Have you tried ringing them?

Maybe it's time to change providers?


----------



## Godfather (16 Mar 2012)

Hi, not sure if their support line can help... Their credit department is like a bunker somewhere from which certain employees leave their office just to open that PO Box-address they gave me... Weird! So weird!


----------



## Lightning (19 Mar 2012)

Hi Godfather, 

Maybe try contacting 3 via boards.ie here. 

Telco's normally ask questions along the lines of "How long have you had the same bank account?". They generally want to hear that you have had the same bank account for years as you are then a lower credit risk.
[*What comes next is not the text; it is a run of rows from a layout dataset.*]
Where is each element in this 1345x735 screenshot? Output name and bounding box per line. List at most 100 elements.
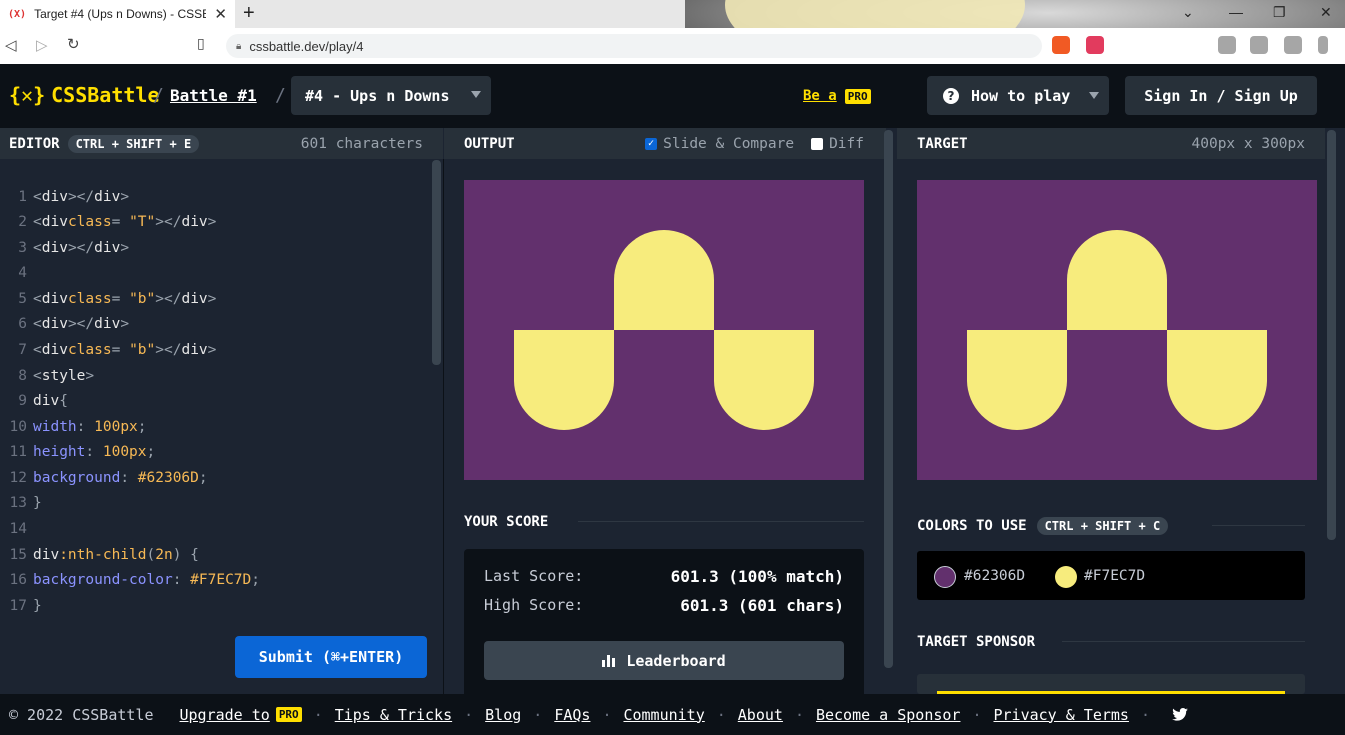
output-scrollbar[interactable] xyxy=(884,130,893,668)
code-line: 7 < div class = "b" ></div > xyxy=(18,341,217,358)
pro-badge: PRO xyxy=(275,707,302,722)
diff-label: Diff xyxy=(829,135,864,152)
browser-tab-strip: (X) Target #4 (Ups n Downs) - CSSBattle … xyxy=(0,0,1345,28)
footer-blog-link[interactable]: Blog xyxy=(485,706,521,724)
bar-chart-icon xyxy=(602,654,617,667)
code-line: 8 < style > xyxy=(18,367,95,384)
bookmark-icon[interactable]: ▯ xyxy=(197,36,205,52)
editor-scrollbar[interactable] xyxy=(432,160,441,365)
target-left-semicircle xyxy=(967,330,1067,430)
browser-tab-title: Target #4 (Ups n Downs) - CSSBattle xyxy=(34,7,207,21)
footer-separator: · xyxy=(972,705,982,724)
brave-shield-icon[interactable] xyxy=(1052,36,1070,54)
diff-checkbox[interactable] xyxy=(811,137,824,150)
last-score-label: Last Score: xyxy=(484,567,584,585)
colors-to-use-title: COLORS TO USE CTRL + SHIFT + C xyxy=(917,517,1169,535)
be-a-pro-link[interactable]: Be a PRO xyxy=(803,88,871,104)
footer-sponsor-link[interactable]: Become a Sponsor xyxy=(816,706,961,724)
output-right-semicircle xyxy=(714,330,814,430)
color-label-yellow[interactable]: #F7EC7D xyxy=(1084,568,1145,584)
color-label-purple[interactable]: #62306D xyxy=(964,568,1025,584)
cssbattle-logo-icon: {✕} xyxy=(9,83,46,107)
diff-toggle[interactable]: Diff xyxy=(811,136,864,152)
forward-icon[interactable]: ▷ xyxy=(36,36,48,54)
footer-separator: · xyxy=(794,705,804,724)
your-score-title: YOUR SCORE xyxy=(464,514,549,530)
breadcrumb-separator: / xyxy=(275,85,286,106)
cssbattle-logo[interactable]: {✕} CSSBattle xyxy=(9,83,160,107)
wallet-icon[interactable] xyxy=(1284,36,1302,54)
level-selector-label: #4 - Ups n Downs xyxy=(305,86,450,105)
high-score-value: 601.3 (601 chars) xyxy=(680,596,844,615)
address-bar[interactable]: 🔒︎ cssbattle.dev/play/4 xyxy=(226,34,1042,58)
color-swatch-purple[interactable] xyxy=(934,566,956,588)
close-tab-icon[interactable]: ✕ xyxy=(214,5,227,23)
code-line: 5 < div class = "b" ></div > xyxy=(18,290,217,307)
footer-separator: · xyxy=(1140,705,1150,724)
output-left-semicircle xyxy=(514,330,614,430)
target-size: 400px x 300px xyxy=(1191,135,1306,152)
footer-about-link[interactable]: About xyxy=(738,706,783,724)
sponsor-card[interactable] xyxy=(917,674,1305,694)
leaderboard-button[interactable]: Leaderboard xyxy=(484,641,844,680)
slide-compare-checkbox[interactable]: ✓ xyxy=(645,137,658,150)
slide-compare-label: Slide & Compare xyxy=(663,135,795,152)
lock-icon: 🔒︎ xyxy=(236,40,242,52)
address-bar-url: cssbattle.dev/play/4 xyxy=(249,38,364,54)
sidebar-icon[interactable] xyxy=(1250,36,1268,54)
level-selector[interactable]: #4 - Ups n Downs xyxy=(291,76,491,115)
browser-menu-icon[interactable] xyxy=(1318,36,1328,54)
output-header: OUTPUT ✓ Slide & Compare Diff xyxy=(444,128,886,159)
tab-search-chevron-icon[interactable]: ⌄ xyxy=(1182,4,1194,21)
color-swatch-yellow[interactable] xyxy=(1055,566,1077,588)
code-line: 14 xyxy=(9,520,27,537)
footer-community-link[interactable]: Community xyxy=(623,706,704,724)
output-canvas[interactable] xyxy=(464,180,864,480)
target-right-semicircle xyxy=(1167,330,1267,430)
copyright: © 2022 CSSBattle xyxy=(9,705,154,724)
editor-title: EDITOR xyxy=(9,135,60,152)
output-title: OUTPUT xyxy=(464,135,515,152)
code-line: 9 div { xyxy=(18,392,68,409)
footer-tips-link[interactable]: Tips & Tricks xyxy=(335,706,452,724)
code-line: 10 width: 100px; xyxy=(9,418,147,435)
code-editor[interactable]: 1 < div ></div > 2 < div class = "T" ></div > 3 < d… xyxy=(0,159,443,694)
colors-to-use-label: COLORS TO USE xyxy=(917,518,1027,534)
twitter-icon[interactable] xyxy=(1172,708,1188,721)
target-top-semicircle xyxy=(1067,230,1167,330)
submit-button[interactable]: Submit (⌘+ENTER) xyxy=(235,636,427,678)
restore-window-icon[interactable]: ❐ xyxy=(1273,4,1286,21)
extensions-icon[interactable] xyxy=(1218,36,1236,54)
section-divider xyxy=(578,521,864,522)
how-to-play-label: How to play xyxy=(971,86,1071,105)
output-top-semicircle xyxy=(614,230,714,330)
target-canvas[interactable] xyxy=(917,180,1317,480)
editor-shortcut: CTRL + SHIFT + E xyxy=(67,134,200,153)
back-icon[interactable]: ◁ xyxy=(5,36,17,54)
footer-upgrade-link[interactable]: Upgrade to xyxy=(180,706,270,724)
footer-separator: · xyxy=(716,705,726,724)
target-scrollbar[interactable] xyxy=(1327,130,1336,540)
close-window-icon[interactable]: ✕ xyxy=(1320,4,1332,21)
cssbattle-favicon-icon: (X) xyxy=(8,8,27,20)
browser-tab-active[interactable]: (X) Target #4 (Ups n Downs) - CSSBattle … xyxy=(0,0,235,28)
footer-faqs-link[interactable]: FAQs xyxy=(554,706,590,724)
logo-text: CSSBattle xyxy=(51,83,160,107)
code-line: 2 < div class = "T" ></div > xyxy=(18,213,217,230)
minimize-window-icon[interactable]: — xyxy=(1229,4,1243,20)
reload-icon[interactable]: ↻ xyxy=(67,35,80,53)
slide-compare-toggle[interactable]: ✓ Slide & Compare xyxy=(645,136,794,152)
new-tab-icon[interactable]: + xyxy=(243,2,255,25)
how-to-play-button[interactable]: ? How to play xyxy=(927,76,1109,115)
footer-privacy-link[interactable]: Privacy & Terms xyxy=(994,706,1129,724)
code-line: 12 background: #62306D; xyxy=(9,469,208,486)
breadcrumb-battle-link[interactable]: Battle #1 xyxy=(170,86,257,105)
breadcrumb-separator: / xyxy=(153,85,164,106)
code-line: 4 xyxy=(18,264,27,281)
target-header: TARGET 400px x 300px xyxy=(897,128,1325,159)
brave-rewards-icon[interactable] xyxy=(1086,36,1104,54)
code-line: 15 div:nth-child(2n) { xyxy=(9,546,199,563)
sign-in-button[interactable]: Sign In / Sign Up xyxy=(1125,76,1317,115)
code-line: 17 } xyxy=(9,597,42,614)
code-line: 11 height: 100px; xyxy=(9,443,156,460)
Maybe there is an issue there.


----------



## Godfather (23 Mar 2012)

CiaranT said:


> Hi Godfather,
> 
> Maybe try contacting 3 via boards.ie here.
> 
> Telco's normally ask questions along the lines of "How long have you had the same bank account?". They generally want to hear that you have had the same bank account for years as you are then a lower credit risk. Maybe there is an issue there.



Thank you CiaranT,

I did it but didn't want to mention a forum-competitor! 

In the meantime I looked at alternative providers and I am taking my time (also 3 contacted me but I asked them to stay on hold until my market research is over).

Thank you very much!


----------